Return Trip from Utah

Bryce Canyon to Green River, Utah

November 3, 2016

On November 3, we had made an early morning visit to Kodachrome Basin State Park and then a visit to Bryce Canyon National Park. Leaving Bryce Canyon, we headed west on Hwy 12 and had lunch along the way. We had asked in Cannonville which route they would recommend to Green River since there were three routes that showed up with almost identical travel times when we looked at map programs. They said that all the locals went the route up 89 to I-70, so we took that advice. We joined Hwy 89 about 3pm.

We turned north on Hwy 89, and it was certainly a wide open highway through a dry valley along the Sevier River, the longest river entirely in Utah. We enjoyed the open ranch and range land, but mostly I just kept driving because we had a lot of miles to cover to get to Green River.

We joined Interstate 70 at Ritchfield and bought gas there. At Salina we got the signs warning "No services for 106 miles". So we headed across the desert region toward Green River. From the beginning of the trip we had planned to stage to Green River this night so we wouln't have to add that hundred miles of desert to our trip to Denver the next day.

We buzzed across the open desert with its wide open fourlane highway and 80mph speed limit and didn't do any photography until we reached these interesting rock formations about 30 minutes out of Green River.

About 5 minutes later we moved out of that region of so many rock formations and back onto open highway which was similar to what we had been seeing all the way from Salina. The exception was these isolated rock tables that I liked.
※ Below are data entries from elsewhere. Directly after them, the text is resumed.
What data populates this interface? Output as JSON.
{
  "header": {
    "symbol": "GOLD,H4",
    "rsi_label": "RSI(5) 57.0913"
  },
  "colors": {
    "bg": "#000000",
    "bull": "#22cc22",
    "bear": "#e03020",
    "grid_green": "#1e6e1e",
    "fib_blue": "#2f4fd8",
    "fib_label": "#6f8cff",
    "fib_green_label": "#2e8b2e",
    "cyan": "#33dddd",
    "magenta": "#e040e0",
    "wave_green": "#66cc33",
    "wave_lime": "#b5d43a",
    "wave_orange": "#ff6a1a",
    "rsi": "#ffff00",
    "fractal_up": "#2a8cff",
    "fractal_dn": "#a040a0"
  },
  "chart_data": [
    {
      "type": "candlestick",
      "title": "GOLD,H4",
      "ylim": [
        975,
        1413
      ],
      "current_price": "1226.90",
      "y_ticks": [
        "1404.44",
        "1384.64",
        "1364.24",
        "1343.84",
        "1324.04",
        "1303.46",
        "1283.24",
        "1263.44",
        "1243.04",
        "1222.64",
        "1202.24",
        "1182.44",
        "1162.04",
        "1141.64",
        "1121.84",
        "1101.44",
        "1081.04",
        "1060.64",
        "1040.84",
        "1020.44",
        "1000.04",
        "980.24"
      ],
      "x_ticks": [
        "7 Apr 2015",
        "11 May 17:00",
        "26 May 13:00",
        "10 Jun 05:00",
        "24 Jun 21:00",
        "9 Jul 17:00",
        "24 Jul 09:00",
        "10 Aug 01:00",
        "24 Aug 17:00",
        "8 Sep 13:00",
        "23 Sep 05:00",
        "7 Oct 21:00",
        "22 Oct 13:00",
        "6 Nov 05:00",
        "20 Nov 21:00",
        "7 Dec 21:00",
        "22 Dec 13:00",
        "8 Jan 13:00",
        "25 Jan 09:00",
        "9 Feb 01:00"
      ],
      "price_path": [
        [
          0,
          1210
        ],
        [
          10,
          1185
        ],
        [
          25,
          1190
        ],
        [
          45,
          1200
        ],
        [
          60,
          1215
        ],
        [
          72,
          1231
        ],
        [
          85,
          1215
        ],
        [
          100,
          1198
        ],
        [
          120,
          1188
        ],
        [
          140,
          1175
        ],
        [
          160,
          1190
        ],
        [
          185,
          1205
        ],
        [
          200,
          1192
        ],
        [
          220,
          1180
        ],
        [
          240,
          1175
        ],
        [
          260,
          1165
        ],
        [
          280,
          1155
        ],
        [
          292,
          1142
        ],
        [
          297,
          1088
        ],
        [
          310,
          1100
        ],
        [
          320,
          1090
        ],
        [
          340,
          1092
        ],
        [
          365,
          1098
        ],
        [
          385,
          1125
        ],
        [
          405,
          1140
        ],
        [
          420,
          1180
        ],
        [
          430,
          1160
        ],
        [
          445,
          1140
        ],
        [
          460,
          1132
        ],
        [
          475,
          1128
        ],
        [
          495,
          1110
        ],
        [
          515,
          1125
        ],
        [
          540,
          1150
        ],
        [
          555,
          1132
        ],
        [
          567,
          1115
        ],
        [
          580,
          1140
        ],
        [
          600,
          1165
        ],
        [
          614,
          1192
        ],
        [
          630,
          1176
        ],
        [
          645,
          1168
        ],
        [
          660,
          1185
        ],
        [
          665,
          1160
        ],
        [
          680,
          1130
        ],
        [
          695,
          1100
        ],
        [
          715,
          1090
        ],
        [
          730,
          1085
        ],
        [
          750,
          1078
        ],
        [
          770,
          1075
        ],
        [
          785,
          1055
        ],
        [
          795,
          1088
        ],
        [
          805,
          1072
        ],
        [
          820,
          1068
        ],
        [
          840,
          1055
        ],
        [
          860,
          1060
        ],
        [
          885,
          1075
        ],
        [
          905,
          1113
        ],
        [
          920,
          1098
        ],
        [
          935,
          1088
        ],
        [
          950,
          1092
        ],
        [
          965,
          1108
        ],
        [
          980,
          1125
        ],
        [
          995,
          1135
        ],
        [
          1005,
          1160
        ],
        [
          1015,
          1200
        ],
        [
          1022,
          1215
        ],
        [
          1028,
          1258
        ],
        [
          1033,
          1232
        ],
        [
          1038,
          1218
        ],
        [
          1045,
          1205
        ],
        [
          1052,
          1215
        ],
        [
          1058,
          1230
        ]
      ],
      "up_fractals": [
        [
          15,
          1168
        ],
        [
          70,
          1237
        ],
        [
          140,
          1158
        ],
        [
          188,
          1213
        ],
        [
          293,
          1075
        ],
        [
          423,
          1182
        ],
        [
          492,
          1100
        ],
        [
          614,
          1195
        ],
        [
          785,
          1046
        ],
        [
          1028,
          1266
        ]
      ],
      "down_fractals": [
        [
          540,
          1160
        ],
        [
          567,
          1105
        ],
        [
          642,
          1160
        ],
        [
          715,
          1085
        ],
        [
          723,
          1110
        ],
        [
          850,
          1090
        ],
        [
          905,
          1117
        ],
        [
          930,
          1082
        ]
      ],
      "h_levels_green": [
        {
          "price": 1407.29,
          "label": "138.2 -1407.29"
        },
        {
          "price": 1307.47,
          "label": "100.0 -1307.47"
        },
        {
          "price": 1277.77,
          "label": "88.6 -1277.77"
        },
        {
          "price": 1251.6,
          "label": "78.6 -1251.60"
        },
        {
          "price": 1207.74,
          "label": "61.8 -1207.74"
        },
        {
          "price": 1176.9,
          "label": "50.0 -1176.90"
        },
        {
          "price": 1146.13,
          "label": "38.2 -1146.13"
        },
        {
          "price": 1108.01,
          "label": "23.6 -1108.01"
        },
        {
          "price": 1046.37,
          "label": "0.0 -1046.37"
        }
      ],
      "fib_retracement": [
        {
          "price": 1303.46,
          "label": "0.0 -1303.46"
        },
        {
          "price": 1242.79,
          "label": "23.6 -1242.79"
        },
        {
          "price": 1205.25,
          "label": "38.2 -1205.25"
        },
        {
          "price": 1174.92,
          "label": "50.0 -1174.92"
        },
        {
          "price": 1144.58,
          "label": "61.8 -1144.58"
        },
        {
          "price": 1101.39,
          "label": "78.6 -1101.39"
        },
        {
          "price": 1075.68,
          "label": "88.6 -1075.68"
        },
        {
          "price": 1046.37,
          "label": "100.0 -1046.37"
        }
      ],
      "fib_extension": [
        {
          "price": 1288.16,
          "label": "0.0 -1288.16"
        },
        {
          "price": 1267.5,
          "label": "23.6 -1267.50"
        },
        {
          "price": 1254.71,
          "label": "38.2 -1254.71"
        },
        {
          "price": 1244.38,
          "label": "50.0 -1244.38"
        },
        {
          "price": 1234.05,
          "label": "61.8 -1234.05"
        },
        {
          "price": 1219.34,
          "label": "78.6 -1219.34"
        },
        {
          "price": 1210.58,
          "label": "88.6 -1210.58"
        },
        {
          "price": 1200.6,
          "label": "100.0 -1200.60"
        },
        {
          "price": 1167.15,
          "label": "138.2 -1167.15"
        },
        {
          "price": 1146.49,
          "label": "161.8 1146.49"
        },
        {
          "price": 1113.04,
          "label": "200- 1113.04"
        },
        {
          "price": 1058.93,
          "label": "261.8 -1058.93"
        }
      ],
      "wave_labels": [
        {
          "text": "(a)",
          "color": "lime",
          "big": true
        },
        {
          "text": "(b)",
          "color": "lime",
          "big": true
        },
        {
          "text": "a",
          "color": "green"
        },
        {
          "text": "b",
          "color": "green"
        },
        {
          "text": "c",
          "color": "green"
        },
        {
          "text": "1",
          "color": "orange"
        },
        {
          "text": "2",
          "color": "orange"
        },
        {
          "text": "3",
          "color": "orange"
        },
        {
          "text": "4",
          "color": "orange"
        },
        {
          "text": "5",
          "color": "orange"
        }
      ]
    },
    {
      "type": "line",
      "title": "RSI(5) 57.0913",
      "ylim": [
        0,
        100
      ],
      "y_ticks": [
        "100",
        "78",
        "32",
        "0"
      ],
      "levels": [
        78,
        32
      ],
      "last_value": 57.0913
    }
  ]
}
We entered an area with winding roads and steep downslopes, and I was already thinking about the similarity to Monteagle, Tennessee when we encountered this sign indicating a runaway truck ramp.

When we came to the ramp, it was almost identical in structure, slope, etc to the ones on the slopes of Monteagle. Except of course that this one is in desert, and the one in Tennessee is on green forested mountains.

A couple of miles further along was another runaway truck ramp, and both of them had been used recently to stop a truck. So this area is indelably planted in my mind as Utah's Monteagle. I used the runaway truck ramps of Monteagle to teach about stopping distance in HyperPhysics.

The winding roads and steep downward slopes continued for several miles, and here they wind through some rock formations.

The road flattened out and straightened, and withing fifteen minutes we were in Greenriver. In this view you can see the green of the Green River valley in the distance. We found our motel and settled in for our last night in Utah. We reached Green River about 6pm, so about 3hr from the time we turned onto US 89 over west of Bryce.

We enjoyed this nice sunset about 6:50pm. Note the crescent moon and a single bright star (planet).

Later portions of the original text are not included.